Effect of recombinant vascular endothelial growth factor and translationally controlled tumor protein on 2‑hydroxyethyl methacrylate‑treated pulp cells.

Abstract

Vascular endothelial growth factor (VEGF)-A is a potential signaling protein that may promote angiogenesis. VEGF also helps cells survive in stressfull or hazardous conditions. The present study aimed to compare the effect of VEGF with translationally controlled tumor protein (TCTP), an anti‑apoptotic protein in human dental pulp cells (HDPCs), following exposure to 2‑hydroxyethyl methacrylate (HEMA), which is a major residual monomer from resin restorative dental materials.
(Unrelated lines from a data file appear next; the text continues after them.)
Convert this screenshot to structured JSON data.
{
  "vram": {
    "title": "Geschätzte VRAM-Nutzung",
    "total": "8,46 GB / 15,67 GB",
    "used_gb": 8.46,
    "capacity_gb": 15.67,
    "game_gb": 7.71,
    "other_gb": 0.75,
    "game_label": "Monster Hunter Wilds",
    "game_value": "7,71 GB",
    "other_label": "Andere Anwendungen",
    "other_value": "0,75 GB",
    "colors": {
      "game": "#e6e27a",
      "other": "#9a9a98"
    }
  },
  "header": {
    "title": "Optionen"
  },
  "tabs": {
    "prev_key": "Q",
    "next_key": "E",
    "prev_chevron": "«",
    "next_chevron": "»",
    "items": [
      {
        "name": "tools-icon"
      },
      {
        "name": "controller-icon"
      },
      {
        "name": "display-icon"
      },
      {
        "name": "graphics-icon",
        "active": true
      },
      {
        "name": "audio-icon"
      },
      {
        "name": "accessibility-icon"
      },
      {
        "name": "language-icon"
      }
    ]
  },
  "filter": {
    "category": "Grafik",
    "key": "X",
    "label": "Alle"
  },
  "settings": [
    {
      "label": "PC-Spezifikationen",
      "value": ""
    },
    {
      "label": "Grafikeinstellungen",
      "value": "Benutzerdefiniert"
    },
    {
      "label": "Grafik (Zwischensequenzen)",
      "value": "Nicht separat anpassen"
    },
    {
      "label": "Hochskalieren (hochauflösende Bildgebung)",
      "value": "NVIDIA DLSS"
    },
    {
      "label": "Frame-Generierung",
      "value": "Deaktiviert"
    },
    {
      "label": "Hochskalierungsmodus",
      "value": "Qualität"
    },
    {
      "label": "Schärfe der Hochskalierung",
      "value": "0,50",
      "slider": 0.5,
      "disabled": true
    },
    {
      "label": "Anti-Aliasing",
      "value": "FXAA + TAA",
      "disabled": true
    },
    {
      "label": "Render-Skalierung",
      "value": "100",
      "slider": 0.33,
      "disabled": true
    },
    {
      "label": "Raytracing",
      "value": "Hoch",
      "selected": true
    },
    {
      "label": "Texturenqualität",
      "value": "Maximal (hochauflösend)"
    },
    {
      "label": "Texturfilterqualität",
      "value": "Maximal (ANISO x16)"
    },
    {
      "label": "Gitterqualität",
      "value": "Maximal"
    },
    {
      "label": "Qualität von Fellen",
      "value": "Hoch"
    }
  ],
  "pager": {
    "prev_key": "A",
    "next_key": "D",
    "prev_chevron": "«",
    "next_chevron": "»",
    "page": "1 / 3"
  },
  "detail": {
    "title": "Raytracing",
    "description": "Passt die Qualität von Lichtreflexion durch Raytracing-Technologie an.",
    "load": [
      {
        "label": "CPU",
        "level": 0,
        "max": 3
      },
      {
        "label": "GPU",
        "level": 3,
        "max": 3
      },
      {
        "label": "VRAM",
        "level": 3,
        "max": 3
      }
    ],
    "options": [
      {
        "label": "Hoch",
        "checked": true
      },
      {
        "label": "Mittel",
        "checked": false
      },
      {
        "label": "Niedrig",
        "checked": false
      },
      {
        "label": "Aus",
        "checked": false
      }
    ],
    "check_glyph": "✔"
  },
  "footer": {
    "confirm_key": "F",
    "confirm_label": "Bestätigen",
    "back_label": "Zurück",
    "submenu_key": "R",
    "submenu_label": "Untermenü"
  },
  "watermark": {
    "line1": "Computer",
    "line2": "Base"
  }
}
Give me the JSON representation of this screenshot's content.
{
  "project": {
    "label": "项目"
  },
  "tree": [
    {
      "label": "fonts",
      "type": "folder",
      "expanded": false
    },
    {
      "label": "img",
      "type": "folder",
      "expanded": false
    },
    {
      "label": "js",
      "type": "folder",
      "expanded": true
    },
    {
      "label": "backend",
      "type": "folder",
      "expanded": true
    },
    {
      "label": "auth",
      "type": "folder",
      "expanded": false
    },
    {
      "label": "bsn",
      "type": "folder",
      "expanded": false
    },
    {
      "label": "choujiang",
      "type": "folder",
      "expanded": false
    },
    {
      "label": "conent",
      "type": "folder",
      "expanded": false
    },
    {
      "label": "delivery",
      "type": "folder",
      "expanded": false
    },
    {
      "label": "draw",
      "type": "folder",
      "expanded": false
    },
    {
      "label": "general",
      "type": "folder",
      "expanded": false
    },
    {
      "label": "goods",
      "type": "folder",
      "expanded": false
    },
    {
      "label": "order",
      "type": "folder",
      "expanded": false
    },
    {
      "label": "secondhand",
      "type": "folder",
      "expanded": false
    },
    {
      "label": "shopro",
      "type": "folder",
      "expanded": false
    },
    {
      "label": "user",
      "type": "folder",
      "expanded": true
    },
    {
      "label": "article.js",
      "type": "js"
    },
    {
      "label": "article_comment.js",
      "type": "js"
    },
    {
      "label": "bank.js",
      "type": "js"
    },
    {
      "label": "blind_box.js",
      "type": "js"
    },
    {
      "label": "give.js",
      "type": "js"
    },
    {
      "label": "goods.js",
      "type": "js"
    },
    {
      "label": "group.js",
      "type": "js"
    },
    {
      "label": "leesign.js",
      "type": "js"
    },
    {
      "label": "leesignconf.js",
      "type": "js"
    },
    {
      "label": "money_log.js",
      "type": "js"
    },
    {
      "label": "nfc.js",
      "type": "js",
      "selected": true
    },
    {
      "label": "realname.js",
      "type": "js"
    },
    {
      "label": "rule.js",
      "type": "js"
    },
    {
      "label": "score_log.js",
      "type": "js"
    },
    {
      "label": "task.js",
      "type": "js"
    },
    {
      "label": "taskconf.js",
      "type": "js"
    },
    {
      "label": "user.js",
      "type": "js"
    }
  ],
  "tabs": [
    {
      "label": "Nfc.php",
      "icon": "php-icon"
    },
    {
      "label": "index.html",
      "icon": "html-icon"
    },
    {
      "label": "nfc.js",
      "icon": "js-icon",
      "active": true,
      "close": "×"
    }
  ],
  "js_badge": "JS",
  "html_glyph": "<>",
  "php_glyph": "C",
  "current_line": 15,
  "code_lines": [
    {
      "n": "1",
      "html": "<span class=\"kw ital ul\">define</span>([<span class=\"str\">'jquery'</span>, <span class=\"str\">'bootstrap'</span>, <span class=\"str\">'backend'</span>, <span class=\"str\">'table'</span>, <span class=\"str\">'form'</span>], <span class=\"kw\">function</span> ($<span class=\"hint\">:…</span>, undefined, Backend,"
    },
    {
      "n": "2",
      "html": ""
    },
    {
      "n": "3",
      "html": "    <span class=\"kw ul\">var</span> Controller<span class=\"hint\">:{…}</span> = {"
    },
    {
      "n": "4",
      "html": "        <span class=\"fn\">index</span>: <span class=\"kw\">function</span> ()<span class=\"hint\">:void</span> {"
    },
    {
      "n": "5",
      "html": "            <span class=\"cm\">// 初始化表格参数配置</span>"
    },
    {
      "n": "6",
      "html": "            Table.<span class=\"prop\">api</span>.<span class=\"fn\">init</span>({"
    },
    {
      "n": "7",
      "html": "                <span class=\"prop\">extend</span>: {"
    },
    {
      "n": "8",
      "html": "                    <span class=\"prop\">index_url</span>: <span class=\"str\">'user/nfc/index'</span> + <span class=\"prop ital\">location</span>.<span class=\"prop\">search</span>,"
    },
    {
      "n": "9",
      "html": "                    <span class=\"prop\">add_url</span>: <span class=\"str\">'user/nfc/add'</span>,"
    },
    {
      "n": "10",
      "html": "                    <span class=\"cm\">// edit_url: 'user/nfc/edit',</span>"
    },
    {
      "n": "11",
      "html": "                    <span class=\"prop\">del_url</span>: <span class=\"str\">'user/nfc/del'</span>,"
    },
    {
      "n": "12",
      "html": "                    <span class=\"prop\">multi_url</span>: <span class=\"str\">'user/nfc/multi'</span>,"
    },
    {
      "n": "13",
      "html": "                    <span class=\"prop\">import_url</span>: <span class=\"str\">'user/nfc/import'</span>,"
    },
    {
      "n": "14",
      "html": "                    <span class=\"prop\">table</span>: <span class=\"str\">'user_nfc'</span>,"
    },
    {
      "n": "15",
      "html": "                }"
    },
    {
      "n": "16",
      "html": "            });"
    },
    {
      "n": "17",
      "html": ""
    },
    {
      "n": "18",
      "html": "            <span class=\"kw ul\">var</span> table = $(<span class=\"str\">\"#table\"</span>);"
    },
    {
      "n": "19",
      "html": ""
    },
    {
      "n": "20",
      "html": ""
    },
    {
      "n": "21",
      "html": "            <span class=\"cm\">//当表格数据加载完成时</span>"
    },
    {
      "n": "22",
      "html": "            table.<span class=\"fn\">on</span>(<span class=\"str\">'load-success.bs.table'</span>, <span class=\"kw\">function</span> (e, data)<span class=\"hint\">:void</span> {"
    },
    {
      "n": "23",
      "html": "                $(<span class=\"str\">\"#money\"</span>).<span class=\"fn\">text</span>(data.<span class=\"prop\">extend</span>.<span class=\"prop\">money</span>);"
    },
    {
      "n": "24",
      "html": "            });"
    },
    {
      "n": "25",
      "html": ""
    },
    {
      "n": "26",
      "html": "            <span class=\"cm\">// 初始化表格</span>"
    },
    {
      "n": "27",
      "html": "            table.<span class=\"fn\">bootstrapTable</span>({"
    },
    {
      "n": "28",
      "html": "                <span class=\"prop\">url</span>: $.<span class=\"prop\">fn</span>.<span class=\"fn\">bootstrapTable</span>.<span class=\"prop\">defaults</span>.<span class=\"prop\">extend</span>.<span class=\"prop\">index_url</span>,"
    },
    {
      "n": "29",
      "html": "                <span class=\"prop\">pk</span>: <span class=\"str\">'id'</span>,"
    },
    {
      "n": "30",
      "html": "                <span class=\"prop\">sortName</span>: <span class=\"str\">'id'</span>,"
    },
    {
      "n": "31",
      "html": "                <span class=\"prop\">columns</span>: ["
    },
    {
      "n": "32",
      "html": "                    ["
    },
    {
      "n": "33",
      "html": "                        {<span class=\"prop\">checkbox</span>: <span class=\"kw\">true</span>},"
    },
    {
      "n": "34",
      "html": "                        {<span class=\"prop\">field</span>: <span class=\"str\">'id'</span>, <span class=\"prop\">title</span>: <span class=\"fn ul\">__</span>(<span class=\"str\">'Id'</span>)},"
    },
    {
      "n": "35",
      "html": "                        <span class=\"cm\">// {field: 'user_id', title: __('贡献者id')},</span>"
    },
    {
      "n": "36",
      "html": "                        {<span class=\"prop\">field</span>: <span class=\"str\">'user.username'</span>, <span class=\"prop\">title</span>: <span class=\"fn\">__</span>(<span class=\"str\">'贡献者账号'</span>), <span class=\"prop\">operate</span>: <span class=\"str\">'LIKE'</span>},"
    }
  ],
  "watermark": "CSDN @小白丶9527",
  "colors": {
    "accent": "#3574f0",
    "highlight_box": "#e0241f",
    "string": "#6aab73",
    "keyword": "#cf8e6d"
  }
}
Cell viability, alkaline phosphatase (ALP) activity, mineralization and gene expressions for odontogenic and osteogenic differentiation markers of HDPCs were investigated, following exposure to HEMA and in combination with TCTP and VEGF. The results revealed that TCTP at 1ng/ml and VEGF at 10ng/ml significantly promoted the proliferation of HDPCs (P<0.05). TCTP (1ng/ml) and VEGF (10ng/ml) maintained the cell viability of 4mM HEMA‑treated cells at the same percentage as the control. However, cells treated with HEMA+TCTP+VEGF had a lower cell viability than the groups treated with HEMA and TCTP or VEGF alone. TCTP and VEGF promoted cell proliferation, ALP activity and mineralization, and upregulated of DSPP, DMP‑1, BMP‑2, and ALP mRNA expression compared with the control. Furthermore, the HEMA+TCTP and HEMA+VEGF groups had significantly higher percentages of calcium deposition than HEMA‑treated cells (P<0.001). HEMA was cytotoxic to HDPCs, reduced ALP activity and caused the significant downregulation of odontogenic and osteogenic gene expressions (P<0.05). It was concluded that VEGF and TCTP promoted pulp cell growth and the survival of HEMA‑treated cells without synergistic effects. TCTP was required in lower concentrations for these effects. VEGF and TCTP enhanced cell differentiation and mineralization.